Monday, August 29, 2016

WHAT IS MEANT BY "RACE" IN AMERICA?

Ayanna Thompson, Passing Strange: Shakespeare, Race, and Contemporary America (Oxford & New York: Oxford U. Press, 2011) ("Race . . . has multiple, and at times contradictory, uses in contemporary American discourse. While, in the most basic sense, race is the categorization of humans into groups based on heritable traits, many Americans have a limited notion of heritable traits as only referring to skin color (black, white, brown, etc.), facial features (lips, noses, eye shape/size, etc.), and hair type (straight, curly, kinky, etc.). Based on these traits, many would identify the races as white/Caucasian, black/African, and Asian.

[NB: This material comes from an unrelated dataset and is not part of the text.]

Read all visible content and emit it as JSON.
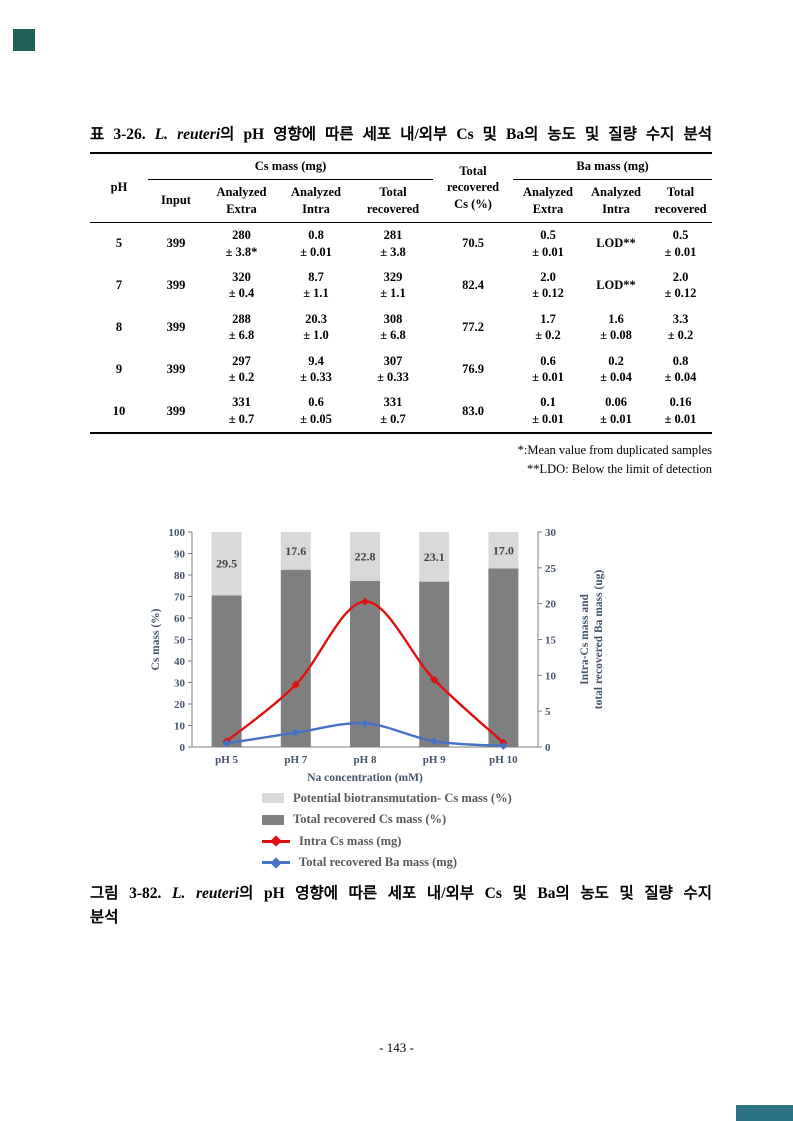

At times Hispanic/Latino/Chicano and Native American/American Indian are identified as races, and at other times they are identified as ethnicities. When Americans use the word race, it is often difficult to discern what they include in the term and what they exclude. If this is not muddled enough, there are times when race is also used to signify a set of cultural practices, such as specific ways of speaking, cooking, eating, and socializing and the historical narratives created that relate to these cultural practices. And there are also time when race is used to denote only nonwhite people, as if white Americans have no race. [] Part of the tension that arises when one discusses Shakespeare and race together is that one must interrogate which definitions are being employed, and which are being elided, at any particular moment." Id. at at 4.).